More Government Foot-Dragging on Prison Rape
The Department of Justice hired consultants from Booz Allen Hamilton to assess the costs and benefits of adopting national standards against prison rape. The Booz Allen crew reported back, as Amanda Hess notes, on only one half of the equation: their 414-page report “includes the costs of the PREA standards, not the benefits—like people not being raped anymore.” (photos below from Just Detention International)
Inspector General: DOJ Not Effectively Monitoring Reentry Programs
The Department of Justice has distributed tens of millions of dollars to state and local prisoner reentry programs around the country in recent years, but has done a poor job of tracking whether those programs have been successful, according to a recently released audit from the DOJ’s Inspector General. Reviewing federal reentry grants made between 2002 and 2010, the audit found little evidence of DOJ monitoring or follow-up with grant recipients. Because the DOJ did not establish clear standards for data collection, it is difficult to know whether the programs it has funded have reduced recidivism rates. DOJ officials say they have already begun to implement some of the reforms called for by the audit and that future grants will be better monitored. The full report is available via Main Justice at the above link, or as a PDF from the DOJ here.

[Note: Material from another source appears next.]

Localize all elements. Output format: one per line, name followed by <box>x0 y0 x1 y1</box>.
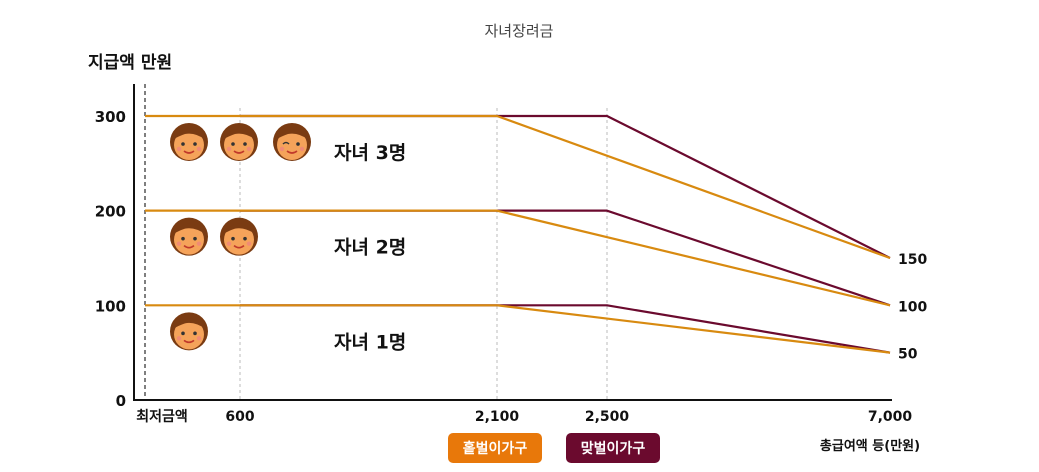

Federal funding for reentry programs is made under three umbrellas. The Serious and Violent Offender Reentry Initiative (SVORI) was established in 2002 as a collaboration between several federal agencies, and has awarded over $100 million in grants. The DOJ’s Reentry Initiative was introduced in President Bush’s 2004 State of the Union address as “a four-year, $300 million” grants program “to expand job training and placement services, to provide transitional housing, and to help newly released prisoners get mentoring, including from faith-based groups.” This program awarded about $33 million in grants between 2006 and 2008. Finally, the Second Chance Act, which was signed into law in April 2008, also provides funding for prisoner reentry programs, though so far only about $11 million of SCA grants have been awarded.
Well, Today’s the Day…
… the DOJ’s deadline, imposed by Congress in 2003, for adopting national standards for eliminating prison rape. Unfortunately, the DOJ will miss the deadline. Pressured by what The Hill calls the “prison industry” — although, of course, the “prison industry” is ostensibly not an industry but a sector of our democratic system of government — Attorney General Eric Holder is delaying the promulgation of any regulations. In the words of Congressman Frank Wolf (R-Va):
The longer you delay, the more people will be raped in prison. It’s unconscionable that [DoJ] officials are blocking it now. I don’t know what Holder’s problem is.